Volatility trading (or “VIX” trading) is a category of derivative investments that work from the difference between risk (which can be quantified) and uncertainty (which, by and large, cannot be). Initially used as a category of investments for stock trading in the 1990s on the Chicago Board Options Exchange, it has expanded to futures contracts and options on commodities in the early 2000s, including an index for gold.

 

Volatility and Information Transmission
Volatility trading in its most concrete form is hedging on the spread between buy and sell prices on a commodity. Increasingly globalized trading has increased volatility. Common triggers for volatility include changes in banking policy, threats of armed uprising near oil wells and gold mines, and threats of political or civil unrest. Most measures of volatility cover historical trend lines; they’re excellent for modeling what happened.  Implied volatility is forward-looking and gets updated very rapidly, nearly in real time. Gold price volatility is historically in the 10-20% range. Certain categories of news, such as national debt crises, and inflationary pressure, as well as bad jobs and retail sales reports, increase that volatility to 60% or more.

 

Strategic Implications
Gold is usually treated as a special commodity. It’s widely regarded as the “safe haven” for traders, and the range of values in gold price volatility reflects this.

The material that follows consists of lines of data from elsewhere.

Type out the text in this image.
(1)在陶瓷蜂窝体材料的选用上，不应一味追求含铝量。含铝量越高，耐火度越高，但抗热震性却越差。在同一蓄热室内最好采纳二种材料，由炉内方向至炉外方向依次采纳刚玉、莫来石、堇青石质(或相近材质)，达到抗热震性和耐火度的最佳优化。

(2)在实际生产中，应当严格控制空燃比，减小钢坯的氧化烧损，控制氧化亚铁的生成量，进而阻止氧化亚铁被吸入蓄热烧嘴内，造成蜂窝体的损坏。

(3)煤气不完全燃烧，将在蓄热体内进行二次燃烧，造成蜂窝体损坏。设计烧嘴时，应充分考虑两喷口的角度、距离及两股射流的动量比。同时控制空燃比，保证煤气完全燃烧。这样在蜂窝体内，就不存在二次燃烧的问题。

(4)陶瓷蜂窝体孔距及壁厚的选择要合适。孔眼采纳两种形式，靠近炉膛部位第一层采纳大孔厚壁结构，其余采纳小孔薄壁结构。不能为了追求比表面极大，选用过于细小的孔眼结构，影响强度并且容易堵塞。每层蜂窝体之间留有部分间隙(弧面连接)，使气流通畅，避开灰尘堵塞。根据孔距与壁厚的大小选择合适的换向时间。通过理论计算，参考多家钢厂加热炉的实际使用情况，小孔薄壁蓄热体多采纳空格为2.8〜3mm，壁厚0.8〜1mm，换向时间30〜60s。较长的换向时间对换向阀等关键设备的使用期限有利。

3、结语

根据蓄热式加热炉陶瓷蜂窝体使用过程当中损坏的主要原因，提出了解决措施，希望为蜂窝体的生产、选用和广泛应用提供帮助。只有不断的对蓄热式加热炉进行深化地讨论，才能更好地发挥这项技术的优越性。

An IMF paper highlights gold price volatility and its sensitivity In a nutshell, good and bad economic news effects most volatility indexes equally. Gold is nearly unique in that its response to news is much more sensitive to bad economic indicators. For people who trade gold regularly, this conclusion is fairly intuitive, but the IMF paper provides a strong statistical basis for why it happens. The paper alludes to the possibility of significant non-linear effects in the gold market when confidence in inflation indexes passes a certain threshold.

 

When focusing on gold volatility trading, look for bad news indicators. In the U.S. news cycle, government reports on inflation, non-farm payroll numbers, and retail sales numbers. If you’re using gold trading as a commodities hedge, avoid put orders when those reports are scheduled for release, unless you have good reason to believe that those reports will drive the price down. If you’re looking to sell, time your sales for periods corresponding with those reports, at least in current economic climates.

 

As a final note, gold volatility trading is a riskier option in general than just taking a long-view buy-and-hold position on gold itself.